A group of business owners and business-minded folks gathered Feb. 19 at the Stanley Historic Event Space, 25 S.E. Third St., for Downtown Lee’s Summit Main Street’s Economic Restructuring Committee’s Lunch and Learn seminar, and some came away impressed by a presentation from Turn the Page, an online marketing company based in Lee’s Summit.
Turn the Page’s seminar, “Google’s Big 3 in 2013: Social, Local and Mobile,” centered on using technology as a means to grow business. Topics included the use of social media platforms such as Facebook, Twitter and Google+ to engage both loyal and potential customers, as well as how to best optimize a company’s website and making that website applicable for mobile devices such as smart phones and tablets.

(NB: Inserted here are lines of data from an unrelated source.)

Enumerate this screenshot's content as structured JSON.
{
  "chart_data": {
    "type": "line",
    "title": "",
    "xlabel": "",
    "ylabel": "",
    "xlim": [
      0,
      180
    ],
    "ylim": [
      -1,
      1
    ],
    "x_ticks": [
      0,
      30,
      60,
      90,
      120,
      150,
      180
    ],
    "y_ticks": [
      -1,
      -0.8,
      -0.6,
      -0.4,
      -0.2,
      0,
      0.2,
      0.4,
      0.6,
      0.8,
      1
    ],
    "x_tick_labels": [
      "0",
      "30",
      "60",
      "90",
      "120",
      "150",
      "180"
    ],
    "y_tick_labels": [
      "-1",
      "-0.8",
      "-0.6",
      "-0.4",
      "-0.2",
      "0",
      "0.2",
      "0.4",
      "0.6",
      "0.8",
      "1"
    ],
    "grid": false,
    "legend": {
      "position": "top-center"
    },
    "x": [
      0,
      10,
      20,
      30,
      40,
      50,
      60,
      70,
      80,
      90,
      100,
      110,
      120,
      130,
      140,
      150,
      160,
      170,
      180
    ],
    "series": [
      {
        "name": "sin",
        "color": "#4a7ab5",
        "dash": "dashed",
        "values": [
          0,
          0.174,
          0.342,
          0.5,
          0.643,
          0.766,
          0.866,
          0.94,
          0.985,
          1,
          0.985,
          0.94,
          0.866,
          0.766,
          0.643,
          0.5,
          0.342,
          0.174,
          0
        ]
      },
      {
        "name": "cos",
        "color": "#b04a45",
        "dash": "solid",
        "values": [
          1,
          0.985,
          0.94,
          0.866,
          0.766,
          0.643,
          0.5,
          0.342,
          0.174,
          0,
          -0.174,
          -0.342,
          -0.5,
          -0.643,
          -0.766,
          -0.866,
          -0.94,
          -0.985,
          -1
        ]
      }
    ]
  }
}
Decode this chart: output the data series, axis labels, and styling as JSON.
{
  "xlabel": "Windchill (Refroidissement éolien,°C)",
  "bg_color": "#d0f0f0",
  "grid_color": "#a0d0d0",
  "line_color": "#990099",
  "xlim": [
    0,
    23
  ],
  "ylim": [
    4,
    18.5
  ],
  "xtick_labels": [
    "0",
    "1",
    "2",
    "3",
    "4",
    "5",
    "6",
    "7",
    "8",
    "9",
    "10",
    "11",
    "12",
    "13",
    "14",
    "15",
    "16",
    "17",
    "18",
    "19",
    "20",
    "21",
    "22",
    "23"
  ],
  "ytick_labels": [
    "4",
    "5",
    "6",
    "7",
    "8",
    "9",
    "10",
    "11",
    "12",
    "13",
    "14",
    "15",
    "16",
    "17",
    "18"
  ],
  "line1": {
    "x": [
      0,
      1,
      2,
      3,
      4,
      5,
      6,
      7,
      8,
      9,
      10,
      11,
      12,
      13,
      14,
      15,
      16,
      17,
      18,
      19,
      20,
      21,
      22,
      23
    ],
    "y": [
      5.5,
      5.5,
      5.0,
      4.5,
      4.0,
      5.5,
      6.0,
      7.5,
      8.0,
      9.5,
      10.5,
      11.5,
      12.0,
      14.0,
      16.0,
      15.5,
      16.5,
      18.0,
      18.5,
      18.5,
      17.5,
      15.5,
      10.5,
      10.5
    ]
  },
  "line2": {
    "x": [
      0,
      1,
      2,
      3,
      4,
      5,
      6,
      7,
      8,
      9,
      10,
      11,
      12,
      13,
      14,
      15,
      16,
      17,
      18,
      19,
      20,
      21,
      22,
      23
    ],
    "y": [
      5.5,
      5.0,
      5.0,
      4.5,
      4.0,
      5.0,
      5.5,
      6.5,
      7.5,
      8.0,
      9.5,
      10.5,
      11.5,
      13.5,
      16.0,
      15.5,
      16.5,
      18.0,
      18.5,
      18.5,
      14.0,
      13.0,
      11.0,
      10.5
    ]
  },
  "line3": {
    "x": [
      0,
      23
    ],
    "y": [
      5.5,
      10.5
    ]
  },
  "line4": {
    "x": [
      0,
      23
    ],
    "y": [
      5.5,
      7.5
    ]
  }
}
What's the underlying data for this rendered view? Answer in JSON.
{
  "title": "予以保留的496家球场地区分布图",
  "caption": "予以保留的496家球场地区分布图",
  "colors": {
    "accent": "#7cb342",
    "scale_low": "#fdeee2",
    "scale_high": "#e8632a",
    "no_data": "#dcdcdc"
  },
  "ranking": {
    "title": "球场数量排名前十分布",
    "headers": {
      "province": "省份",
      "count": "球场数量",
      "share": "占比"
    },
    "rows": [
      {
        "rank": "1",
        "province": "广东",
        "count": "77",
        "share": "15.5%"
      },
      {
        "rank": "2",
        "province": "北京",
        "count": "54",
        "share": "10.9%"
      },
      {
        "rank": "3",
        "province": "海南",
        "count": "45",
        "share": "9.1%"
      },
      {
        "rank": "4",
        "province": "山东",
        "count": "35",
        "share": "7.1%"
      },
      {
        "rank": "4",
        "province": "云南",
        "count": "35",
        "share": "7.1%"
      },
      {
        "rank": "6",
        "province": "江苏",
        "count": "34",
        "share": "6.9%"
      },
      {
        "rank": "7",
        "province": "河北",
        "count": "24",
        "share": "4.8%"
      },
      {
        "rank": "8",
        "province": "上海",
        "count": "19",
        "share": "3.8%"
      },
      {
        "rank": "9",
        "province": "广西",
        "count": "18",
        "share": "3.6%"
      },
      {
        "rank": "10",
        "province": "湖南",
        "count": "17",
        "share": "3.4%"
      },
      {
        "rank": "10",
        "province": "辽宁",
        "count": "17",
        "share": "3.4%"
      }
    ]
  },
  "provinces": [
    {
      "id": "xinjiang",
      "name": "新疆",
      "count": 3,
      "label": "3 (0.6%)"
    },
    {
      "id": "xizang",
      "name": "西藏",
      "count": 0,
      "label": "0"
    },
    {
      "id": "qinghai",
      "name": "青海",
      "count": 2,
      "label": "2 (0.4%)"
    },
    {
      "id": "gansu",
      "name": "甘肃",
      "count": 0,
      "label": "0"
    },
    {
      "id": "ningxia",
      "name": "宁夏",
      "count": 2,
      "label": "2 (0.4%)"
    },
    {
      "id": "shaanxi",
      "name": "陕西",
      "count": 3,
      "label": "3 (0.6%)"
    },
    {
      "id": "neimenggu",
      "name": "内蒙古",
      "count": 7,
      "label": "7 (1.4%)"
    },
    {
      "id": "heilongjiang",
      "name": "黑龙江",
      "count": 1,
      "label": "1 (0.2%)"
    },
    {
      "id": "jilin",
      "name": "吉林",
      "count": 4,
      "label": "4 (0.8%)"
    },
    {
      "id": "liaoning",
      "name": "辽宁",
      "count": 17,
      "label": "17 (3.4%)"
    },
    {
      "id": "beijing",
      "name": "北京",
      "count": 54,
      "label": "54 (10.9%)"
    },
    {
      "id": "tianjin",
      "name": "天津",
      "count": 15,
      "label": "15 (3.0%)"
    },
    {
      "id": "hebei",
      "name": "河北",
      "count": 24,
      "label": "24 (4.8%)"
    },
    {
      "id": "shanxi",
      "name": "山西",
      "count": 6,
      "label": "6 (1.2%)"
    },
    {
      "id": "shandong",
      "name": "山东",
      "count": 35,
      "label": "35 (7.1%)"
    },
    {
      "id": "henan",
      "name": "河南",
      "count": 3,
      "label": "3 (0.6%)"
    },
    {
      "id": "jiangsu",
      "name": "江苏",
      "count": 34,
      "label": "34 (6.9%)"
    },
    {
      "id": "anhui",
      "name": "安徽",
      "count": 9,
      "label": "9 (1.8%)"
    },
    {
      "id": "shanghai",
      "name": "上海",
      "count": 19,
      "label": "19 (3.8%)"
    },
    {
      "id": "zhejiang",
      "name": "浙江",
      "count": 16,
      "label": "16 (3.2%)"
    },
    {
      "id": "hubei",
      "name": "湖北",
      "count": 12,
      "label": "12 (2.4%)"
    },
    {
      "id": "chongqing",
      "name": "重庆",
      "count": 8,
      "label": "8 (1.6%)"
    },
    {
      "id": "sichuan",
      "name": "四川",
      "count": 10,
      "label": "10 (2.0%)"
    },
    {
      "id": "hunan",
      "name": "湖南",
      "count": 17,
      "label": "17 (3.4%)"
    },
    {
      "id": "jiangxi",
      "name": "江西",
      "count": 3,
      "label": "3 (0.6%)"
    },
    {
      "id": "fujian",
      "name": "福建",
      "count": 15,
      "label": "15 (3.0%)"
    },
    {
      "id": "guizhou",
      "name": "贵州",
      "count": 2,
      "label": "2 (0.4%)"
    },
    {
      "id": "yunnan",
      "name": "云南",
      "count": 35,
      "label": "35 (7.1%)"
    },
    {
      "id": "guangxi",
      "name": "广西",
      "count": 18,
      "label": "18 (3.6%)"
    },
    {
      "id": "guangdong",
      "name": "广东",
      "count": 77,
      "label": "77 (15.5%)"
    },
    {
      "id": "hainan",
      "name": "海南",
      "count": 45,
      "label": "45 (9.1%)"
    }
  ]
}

“I thought it was very good,” said Sheila Clark, a real estate consultant with the Baird Group Real Estate. “I thought it was something that I could go back and actually do. I didn’t fell like, ‘Oh my, gosh, I’m going to have to hire someone to do this.’ I felt like I can do it.”
Clark attended the seminar with Hilary Baird. Baird said the information gleaned is something that the company can use immediately.
“I believe this was real, practical and important everyday information,” Baird said. “We have all set up Twitter accounts; Instagram. We’re just reaching out trying to stay connected with people.”
Amy Driver, Turn the Page’s chief technology officer, said the company has found its niche in delivering marketing opportunities for businesses to command their local market, and with each seminar, the company’s client base potentially grows.
“When we started talking to business owners we realized we needed to education them,” Driver said shortly after CEO Rob Rance gave a nearly hour-long presentation to a crowd that hovered well past two dozen. Turn the Page has grown from five employees in 2011 to 37 currently, Rance said. “When we started educating them…it just started spiraling into what it is now.”
Most of the seminar was informational, but it’s quite possible business owners or representatives left downtown Lee’s Summit strapped with more knowledge on how to navigate through the treacherous waters of online marketing.
“Honestly, because we sell real estate, we work with clients that are young to old,” Baird said. “The internet has drastically changed us. We have buyers coming to us and saying, ‘Oh, I’m so tired of looking at homes.’ They haven’t physically been in that many homes; they have been searching on the internet, but they are tired by the time they have looked at a few homes.”
Clark said: “We’re trying to get away from paper. So we’re trying to get away from the brochure boxes on the signs. Now we just need to make sure our website is local savvy so if someone drives by a house they can get on their phone and connect with us.”
Added Driver: “We really went into business because we wanted to take a small business owner and help them compete at the level of the big business owners and those big business owners have tons of money that they can just through at marketing and marketing and marketing. We wanted to help give them the opportunity to help them compete at that local level. We wanted to help the small man compete with the big man.”
The seminar and lunch was provided courtesy of The Fristoe Group in Lee’s Summit. The Stanley Historic Event Space and Ingenuity Consulting Partners also provided support for the event.